A potent chemotherapy agent wrapped within a monoclonal antibody selectively destroys the malignant cells responsible for acute lymphocytic leukemia (ALL) in either weekly or monthly dosing, researchers report at the 54th ASH Annual Meeting and Exposition.
This 'Trojan horse' assault on the cancer cells has significantly increased the response rate among patients with ALL, and now a clinical trial finds that weekly dosing works well and reduces side effects.
"The CD22 antigen is a specific marker for B-cell malignancies and is expressed in more than 90 percent of patients who have acute lymphocytic leukemia," said Susan O'Brien, M.D., professor in The University of Texas MD Anderson Department of Leukemia. "The antigen's specificity for B-cell cancers makes it a promising therapeutic target for intervention."
Bound to a potent toxin
The humanized antibody, known as inotuzumab ozogamicin, is attached to the toxin calicheamicin and binds to CD22. "After binding to the B cell, the antibody is internalized and the linker hydrolyzed, releasing the calicheamicin into only the malignant B cell," O'Brien said. "This enables us to bring in a very potent toxin that could not be given systemically and direct that toxin to the malignant B cell."
The experimental drug was first used in patients with B cell lymphoma. The main toxicity seen in the lymphoma trials was myelosuppression due primarily to deficiency of platelets.
"Myelosuppression is much less of an issue with acute leukemia, whether ALL or acute myelogenous leukemia, because you want to transiently wipe out the bone marrow to eradicate the leukemic cells," O'Brien said. "You expect to have myelosuppression as part of the therapy."
For this study, the researchers used the dose defined as tolerable in the lymphoma trials-1.8 mg/m2-as a starting point.
"We observed very good activity in this relapse/refractory population and an overall response rate of 57 percent," O'Brien said. "The main toxicities were infusion reactions either during or shortly after infusion of the antibody. Patients developed fever sometimes associated with a drop in blood pressure. These were generally grade 1-2 so they were mild and easily treatable." The treatment was also associated with grade 1-2 elevations of transaminases, enzymes that reflect liver function, which had also occurred in the lymphoma trials.

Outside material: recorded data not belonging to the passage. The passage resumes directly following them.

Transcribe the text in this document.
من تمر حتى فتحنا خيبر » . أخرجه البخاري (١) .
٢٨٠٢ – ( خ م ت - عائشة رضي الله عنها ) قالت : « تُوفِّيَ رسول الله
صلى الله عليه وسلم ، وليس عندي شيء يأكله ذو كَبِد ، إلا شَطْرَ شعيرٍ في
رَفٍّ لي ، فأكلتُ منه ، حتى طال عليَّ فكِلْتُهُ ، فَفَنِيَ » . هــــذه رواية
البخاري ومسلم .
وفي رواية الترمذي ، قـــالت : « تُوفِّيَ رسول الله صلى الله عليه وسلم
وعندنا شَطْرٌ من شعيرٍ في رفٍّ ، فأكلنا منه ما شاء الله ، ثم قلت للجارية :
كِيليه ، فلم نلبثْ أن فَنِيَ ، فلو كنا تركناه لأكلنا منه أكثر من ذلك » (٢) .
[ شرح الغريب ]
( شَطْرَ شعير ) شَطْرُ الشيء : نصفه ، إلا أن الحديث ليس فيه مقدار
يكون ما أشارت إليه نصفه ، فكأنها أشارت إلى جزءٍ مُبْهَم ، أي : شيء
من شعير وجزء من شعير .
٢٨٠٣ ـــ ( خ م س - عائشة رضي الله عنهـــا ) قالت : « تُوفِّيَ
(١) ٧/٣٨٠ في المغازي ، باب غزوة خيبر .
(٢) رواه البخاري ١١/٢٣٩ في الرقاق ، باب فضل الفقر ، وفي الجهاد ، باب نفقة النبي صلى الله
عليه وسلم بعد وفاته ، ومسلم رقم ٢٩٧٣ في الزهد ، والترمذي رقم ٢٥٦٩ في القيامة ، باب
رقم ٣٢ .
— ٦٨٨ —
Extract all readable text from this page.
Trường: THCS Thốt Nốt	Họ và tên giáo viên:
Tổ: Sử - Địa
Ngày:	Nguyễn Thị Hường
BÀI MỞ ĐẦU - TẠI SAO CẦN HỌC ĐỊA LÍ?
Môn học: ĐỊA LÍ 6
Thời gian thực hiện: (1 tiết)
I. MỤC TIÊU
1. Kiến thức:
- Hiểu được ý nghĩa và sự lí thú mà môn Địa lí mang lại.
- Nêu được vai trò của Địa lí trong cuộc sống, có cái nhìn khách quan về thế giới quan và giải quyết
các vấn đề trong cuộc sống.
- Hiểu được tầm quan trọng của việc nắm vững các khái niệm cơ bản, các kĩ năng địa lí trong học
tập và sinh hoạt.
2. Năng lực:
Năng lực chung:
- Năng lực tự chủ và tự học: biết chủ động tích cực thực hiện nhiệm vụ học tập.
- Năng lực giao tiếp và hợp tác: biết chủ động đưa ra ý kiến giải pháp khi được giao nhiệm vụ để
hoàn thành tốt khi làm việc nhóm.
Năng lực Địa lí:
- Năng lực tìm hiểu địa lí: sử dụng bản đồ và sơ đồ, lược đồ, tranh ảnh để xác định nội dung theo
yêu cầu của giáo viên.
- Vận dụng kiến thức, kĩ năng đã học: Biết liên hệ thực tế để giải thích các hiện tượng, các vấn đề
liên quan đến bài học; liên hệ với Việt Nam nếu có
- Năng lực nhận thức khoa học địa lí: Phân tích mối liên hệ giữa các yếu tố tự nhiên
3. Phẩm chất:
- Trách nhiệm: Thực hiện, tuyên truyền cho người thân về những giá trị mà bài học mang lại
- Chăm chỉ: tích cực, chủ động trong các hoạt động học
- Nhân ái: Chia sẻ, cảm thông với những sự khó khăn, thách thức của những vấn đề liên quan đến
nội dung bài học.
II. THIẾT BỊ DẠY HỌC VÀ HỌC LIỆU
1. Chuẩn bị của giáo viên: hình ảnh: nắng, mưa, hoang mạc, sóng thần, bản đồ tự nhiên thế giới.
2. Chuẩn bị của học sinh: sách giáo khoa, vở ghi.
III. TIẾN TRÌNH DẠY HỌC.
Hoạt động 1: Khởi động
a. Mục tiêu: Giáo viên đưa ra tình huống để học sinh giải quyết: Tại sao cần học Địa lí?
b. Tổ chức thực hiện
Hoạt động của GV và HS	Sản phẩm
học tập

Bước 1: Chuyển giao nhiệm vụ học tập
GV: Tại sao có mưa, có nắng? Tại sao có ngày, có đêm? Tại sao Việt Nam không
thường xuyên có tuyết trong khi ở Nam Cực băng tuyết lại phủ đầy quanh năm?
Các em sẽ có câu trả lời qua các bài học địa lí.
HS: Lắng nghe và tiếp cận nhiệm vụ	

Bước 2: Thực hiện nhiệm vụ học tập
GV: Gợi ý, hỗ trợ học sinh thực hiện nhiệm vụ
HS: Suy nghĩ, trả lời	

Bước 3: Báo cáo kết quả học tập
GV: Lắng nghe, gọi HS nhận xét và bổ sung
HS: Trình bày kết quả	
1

The researchers amended their protocol in an attempt to minimize toxicities. "We wondered whether we could reduce infusion reactions and liver function test elevations by giving the agent on a weekly basis instead of as a bolus every three to four weeks," O'Brien said. "The maximal plasma levels potentially would be lower, but the area under the curve might be the same because we would be giving the same total dose, just spread over three weeks."